Character: Harold Smith
Actor: Geoffrey Hutchings
Episode: Eagle Day
Geoffrey Hutchings still has vivid memories of World War Two.

"I was born at the outbreak of the war and by the end we were living in Dorset, quite a similar setting to Foyle's War. I remember when the Germans bombed Coventry and before they hit the coast they dropped off all their bombs in pockets of the south west, not strategically but just to offload them.

"I was more frightened than excited where there were potential bombs. When the blackouts and sirens came we hurried under the stairs. Crouching there in the hallway was a country bomb shelter. The gasmasks were a bit strange, too, we had to take them everywhere.

"The Americans occupied Dorset and that was the first time I ever met any. Then I was evacuated from Dorset to Cornwall which was further away. My mother thought it might be better for me, so I was there for a few months during the summer."

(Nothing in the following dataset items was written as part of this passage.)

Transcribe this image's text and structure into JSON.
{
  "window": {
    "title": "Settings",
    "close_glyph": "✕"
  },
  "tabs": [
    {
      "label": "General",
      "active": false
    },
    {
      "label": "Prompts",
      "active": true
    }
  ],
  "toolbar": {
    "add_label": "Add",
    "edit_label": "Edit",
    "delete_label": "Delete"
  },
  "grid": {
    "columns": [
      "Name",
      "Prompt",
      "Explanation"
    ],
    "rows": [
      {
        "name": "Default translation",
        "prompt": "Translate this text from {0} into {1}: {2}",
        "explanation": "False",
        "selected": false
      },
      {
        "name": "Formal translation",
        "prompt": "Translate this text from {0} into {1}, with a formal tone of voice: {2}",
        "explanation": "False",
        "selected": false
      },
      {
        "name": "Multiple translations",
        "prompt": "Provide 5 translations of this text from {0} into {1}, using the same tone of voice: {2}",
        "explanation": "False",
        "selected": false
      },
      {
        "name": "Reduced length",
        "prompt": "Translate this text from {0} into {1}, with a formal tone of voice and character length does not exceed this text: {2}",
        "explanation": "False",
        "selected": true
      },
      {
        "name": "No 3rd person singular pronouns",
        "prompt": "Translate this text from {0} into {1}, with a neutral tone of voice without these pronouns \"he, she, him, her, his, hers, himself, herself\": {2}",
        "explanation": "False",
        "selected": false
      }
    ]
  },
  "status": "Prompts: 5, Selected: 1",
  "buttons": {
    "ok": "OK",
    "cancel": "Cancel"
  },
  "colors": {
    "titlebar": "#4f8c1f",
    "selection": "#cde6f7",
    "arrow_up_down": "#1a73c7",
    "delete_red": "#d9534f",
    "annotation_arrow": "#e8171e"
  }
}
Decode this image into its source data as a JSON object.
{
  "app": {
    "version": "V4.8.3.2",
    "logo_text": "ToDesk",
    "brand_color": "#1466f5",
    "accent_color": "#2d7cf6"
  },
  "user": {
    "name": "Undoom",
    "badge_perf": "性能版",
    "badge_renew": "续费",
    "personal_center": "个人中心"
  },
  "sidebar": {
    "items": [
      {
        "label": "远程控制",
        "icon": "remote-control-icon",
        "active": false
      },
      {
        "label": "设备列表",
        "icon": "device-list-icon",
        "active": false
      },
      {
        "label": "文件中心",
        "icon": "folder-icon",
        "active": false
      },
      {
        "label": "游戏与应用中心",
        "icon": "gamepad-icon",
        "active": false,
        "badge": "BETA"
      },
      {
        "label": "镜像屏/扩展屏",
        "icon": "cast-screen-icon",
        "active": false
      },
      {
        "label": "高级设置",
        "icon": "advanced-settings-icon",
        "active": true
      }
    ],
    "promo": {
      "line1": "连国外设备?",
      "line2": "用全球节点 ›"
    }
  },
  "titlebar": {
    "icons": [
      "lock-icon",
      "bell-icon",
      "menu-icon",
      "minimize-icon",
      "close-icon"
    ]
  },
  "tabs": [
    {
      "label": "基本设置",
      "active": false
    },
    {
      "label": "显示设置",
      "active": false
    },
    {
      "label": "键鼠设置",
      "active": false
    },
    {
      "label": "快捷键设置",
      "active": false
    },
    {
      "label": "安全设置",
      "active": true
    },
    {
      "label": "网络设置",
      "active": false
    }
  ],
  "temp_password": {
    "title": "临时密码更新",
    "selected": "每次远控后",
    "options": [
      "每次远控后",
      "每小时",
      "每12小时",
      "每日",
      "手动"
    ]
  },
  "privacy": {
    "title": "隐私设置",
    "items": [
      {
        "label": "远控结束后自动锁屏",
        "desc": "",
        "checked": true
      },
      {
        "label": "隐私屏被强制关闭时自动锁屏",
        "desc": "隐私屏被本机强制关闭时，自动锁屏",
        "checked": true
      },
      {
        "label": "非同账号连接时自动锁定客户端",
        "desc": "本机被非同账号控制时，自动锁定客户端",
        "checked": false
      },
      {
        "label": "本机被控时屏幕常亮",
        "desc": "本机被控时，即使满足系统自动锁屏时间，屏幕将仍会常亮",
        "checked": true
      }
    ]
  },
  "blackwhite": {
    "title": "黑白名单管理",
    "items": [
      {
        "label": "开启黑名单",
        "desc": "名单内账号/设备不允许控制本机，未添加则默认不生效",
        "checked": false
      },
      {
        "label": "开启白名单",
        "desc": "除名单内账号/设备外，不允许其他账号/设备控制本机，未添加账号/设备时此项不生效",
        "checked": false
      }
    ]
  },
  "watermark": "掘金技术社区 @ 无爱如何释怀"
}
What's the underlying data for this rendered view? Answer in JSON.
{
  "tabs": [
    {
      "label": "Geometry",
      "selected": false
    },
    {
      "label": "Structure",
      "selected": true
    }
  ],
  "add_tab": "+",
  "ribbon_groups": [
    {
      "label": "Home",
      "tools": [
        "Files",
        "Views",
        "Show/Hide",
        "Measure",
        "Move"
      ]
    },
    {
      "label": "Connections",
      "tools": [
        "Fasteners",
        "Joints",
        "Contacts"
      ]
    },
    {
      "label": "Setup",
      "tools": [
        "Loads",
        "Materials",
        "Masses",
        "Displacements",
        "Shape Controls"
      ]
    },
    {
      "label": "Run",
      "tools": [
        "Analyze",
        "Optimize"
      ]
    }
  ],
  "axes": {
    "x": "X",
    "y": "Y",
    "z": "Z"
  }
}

Adds Geoffrey: "I think of the war years as my period. To me, a period piece is Restoration or Elizabethan, but younger actors talk of the war!"

In Foyle's War, Geoffrey plays Harold Smith, a man who meets Foyle (Michael Kitchen) after the death of his daughter."Harold Smith is a victim of circumstance. He is a nondescript, quiet man. He doted on his daughter and is badly affected by the unfortunate circumstances surrounding her death. The challenge of a character like this is to make him enigmatic and interesting and not give anything away.

"He wears very drab plain clothes - a Fair Isle sleeveless pullover, cap and dull raincoat. The characters in Foyle's War look like my father, as I do when I'm dressed in all the clothes."

Geoffrey's many TV appearances include Maigret, Cor Blimey!, Our Friends In The North, Midsomer Murders, Goodnight Mr Tom, Kavanagh QC, Monsignor Renard, Bad Girls and Holby City. His films include Wish You Were Here, Heart of Darkness, White Hunter Black Heart, Longitude and Topsy Turvy. He is an associate artist of the RSC and won an Olivier Award for best comedy performance in Poppy.

Adds Geoffrey: "I've recently done The Affair of the Necklace with Hilary Swank and Jonathan Pryce, and a Thomas Winterberg film, It's All About Love, starring Clare Danes."